Nous sommes pour une métropole des citoyens et pour un renouvellement et une meilleure représentativité des élu-e-s. 

 

 

Au lieu de tenter le récupérer le retard sur beaucoup de domaines que connaît notre territoire en matière de transports collectifs, de logements, d’économie, de développement durable…, il est proposé l'immobilité, voire la paralysie. Dans le même temps on applique d'autres règles à d'autres territoires qui favoriseront leur développement.
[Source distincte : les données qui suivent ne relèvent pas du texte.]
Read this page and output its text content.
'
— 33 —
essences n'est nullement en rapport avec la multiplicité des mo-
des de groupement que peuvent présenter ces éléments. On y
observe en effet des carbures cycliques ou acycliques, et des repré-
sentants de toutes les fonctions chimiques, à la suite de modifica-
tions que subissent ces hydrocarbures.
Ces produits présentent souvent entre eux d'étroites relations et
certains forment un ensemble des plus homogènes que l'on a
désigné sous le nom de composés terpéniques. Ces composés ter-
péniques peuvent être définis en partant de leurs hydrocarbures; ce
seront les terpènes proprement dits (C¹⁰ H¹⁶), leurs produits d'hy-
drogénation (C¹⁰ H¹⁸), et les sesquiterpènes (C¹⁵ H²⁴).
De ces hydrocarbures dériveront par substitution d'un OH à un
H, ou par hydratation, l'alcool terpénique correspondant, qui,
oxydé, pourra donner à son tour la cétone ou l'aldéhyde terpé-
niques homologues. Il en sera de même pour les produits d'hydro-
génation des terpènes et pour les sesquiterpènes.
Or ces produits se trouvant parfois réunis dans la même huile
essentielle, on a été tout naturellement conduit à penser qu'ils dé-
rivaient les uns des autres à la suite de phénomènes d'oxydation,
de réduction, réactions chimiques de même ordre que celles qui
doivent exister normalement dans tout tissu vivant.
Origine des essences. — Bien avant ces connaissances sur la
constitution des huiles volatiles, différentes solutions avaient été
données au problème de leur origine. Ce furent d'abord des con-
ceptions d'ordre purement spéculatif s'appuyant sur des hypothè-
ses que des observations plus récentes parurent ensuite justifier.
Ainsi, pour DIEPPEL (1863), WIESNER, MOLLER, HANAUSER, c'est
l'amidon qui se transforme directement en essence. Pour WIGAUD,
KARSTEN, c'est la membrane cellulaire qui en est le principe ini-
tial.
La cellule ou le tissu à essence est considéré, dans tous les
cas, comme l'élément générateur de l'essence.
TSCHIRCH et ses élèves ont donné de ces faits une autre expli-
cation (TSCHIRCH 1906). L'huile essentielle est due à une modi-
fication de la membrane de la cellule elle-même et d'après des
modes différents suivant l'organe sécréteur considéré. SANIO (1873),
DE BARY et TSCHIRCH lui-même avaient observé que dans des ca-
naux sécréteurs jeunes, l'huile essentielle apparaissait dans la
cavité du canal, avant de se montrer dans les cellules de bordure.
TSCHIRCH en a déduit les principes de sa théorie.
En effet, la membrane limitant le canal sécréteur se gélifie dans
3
Nous sommes pour une métropole de projets équitablement et durablement développés.

 

 

Et bien entendu, il n'est pas évoqué les moyens financiers (mutualisation entre les collectivités et apport de l'Etat)

Nous réclamons une métropole aux moyens financiers renforcés.

 

Nos concitoyens, la société civile ne peuvent être que déçus par ce manque de courage politique pour dynamiser ce territoire métropolitain.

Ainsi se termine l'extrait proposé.